What happens when the sample comes from a population that is not normally distributed? This is where the Central Limit Theorem (CLT) comes in.
Central Limit Theorem
For a large sample size (we will explain this later), \(\bar{x}\) is approximately normally distributed, regardless of the distribution of the population one samples from. If the population has mean \(\mu\) and standard deviation \(\sigma\), then the distribution of \(\bar{x}\) has mean \(\mu\) and standard deviation \(\dfrac{\sigma}{\sqrt{n}}\).
We should stop here to break down what this theorem is saying because the Central Limit Theorem is very powerful!

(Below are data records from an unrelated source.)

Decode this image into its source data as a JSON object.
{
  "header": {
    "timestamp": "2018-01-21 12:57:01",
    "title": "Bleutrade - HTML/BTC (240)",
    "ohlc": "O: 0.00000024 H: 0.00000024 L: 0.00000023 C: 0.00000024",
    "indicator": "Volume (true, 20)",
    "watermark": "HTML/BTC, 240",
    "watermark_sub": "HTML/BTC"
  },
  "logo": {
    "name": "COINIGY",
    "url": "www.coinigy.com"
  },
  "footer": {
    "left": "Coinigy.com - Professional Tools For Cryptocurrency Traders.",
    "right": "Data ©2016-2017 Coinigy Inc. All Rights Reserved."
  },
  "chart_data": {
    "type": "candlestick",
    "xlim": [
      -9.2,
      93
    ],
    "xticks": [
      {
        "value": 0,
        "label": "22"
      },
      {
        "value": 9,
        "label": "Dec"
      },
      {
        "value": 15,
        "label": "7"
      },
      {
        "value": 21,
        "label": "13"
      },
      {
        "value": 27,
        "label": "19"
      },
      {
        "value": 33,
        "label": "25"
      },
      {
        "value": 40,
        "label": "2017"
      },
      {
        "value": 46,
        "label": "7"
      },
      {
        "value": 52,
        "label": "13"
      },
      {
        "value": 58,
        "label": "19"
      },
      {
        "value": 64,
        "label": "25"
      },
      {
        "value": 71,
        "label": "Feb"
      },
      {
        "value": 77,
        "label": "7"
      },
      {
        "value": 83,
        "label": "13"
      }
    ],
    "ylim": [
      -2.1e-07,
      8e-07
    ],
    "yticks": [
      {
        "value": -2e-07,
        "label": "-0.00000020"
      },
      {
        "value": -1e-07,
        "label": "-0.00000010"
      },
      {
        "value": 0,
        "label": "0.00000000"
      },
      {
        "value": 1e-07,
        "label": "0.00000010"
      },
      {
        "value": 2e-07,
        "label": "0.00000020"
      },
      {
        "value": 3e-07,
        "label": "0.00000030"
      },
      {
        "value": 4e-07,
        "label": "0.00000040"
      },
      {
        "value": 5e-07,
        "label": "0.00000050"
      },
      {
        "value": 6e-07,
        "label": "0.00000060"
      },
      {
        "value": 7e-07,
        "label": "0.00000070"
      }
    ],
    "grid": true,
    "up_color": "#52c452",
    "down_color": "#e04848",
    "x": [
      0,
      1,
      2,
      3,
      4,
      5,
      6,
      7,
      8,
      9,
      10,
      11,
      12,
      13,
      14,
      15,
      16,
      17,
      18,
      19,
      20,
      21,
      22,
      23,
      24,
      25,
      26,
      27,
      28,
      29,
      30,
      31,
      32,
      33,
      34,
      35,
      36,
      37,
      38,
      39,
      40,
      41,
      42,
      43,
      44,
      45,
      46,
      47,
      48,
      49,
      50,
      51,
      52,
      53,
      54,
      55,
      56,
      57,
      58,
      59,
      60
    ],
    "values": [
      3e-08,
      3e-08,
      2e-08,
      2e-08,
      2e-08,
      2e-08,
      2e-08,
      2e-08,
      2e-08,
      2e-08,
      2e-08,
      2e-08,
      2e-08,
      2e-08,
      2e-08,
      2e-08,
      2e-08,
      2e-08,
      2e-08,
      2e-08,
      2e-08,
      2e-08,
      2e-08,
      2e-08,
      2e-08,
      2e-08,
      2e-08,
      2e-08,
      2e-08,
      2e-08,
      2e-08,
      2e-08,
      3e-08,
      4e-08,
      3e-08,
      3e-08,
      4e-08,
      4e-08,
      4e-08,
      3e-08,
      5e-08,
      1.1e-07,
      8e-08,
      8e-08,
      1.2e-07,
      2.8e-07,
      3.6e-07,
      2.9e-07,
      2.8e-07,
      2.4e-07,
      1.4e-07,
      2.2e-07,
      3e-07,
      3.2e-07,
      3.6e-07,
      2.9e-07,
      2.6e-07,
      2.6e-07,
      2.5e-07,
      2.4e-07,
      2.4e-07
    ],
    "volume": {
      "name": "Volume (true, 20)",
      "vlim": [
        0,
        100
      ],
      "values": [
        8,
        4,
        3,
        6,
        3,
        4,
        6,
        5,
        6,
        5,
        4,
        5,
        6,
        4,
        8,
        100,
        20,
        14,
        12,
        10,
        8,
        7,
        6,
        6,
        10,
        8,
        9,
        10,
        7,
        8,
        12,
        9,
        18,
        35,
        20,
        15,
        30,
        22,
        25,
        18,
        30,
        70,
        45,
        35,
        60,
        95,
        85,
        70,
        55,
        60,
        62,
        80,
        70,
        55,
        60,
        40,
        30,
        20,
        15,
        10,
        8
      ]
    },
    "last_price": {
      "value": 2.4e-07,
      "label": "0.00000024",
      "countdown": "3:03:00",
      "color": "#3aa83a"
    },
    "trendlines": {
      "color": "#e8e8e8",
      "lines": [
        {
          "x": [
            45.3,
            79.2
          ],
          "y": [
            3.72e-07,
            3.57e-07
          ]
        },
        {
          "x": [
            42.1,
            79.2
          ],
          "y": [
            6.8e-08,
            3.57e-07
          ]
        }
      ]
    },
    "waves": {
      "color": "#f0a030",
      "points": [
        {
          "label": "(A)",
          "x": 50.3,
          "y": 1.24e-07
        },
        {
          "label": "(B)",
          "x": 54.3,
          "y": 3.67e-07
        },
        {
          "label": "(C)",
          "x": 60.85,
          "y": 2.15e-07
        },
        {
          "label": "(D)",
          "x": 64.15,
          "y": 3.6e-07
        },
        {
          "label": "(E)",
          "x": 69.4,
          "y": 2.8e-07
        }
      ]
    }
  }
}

The Central Limit Theorem applies to a sample mean from any distribution. We could have a left-skewed or a right-skewed distribution. As long as the sample size is large, the distribution of the sample means will follow an approximate Normal distribution.
For the purposes of this course, a sample size of \(n>30\) is considered a large sample.
For many people just learning statistics there is a "so what" thought about the CLT. Why is this important and why do I care? If you recall, when we introduced the idea of Z scores we did so with the caveat that the distribution was normal. We take the observed data, that is normally distributed, and convert the data to z scores creating a standard normal distribution. We then leveraged this distribution to find percentiles (and will in future units leverage this to find probabilities.
The CLT allows us to assume a distribution IS normal as long as the sample size is greater than 30 observations. With this, we can apply most of our inferential statistics without having to compensate for non-normal distributions. This will take on greater relevance as we move through the course.
Sampling Distribution of the Sample Mean Section
With the Central Limit Theorem, we can finally define the sampling distribution of the sample mean.
Sampling Distribution of the Sample Mean
The sampling distribution of the sample mean will have:
- the same mean as the population mean, \(\mu\)
- Standard deviation [standard error] of \(\dfrac{\sigma}{\sqrt{n}}\)
It will be Normal (or approximately Normal) if either of these conditions is satisfied
- The population distribution is Normal
- The sample size is large (greater than 30).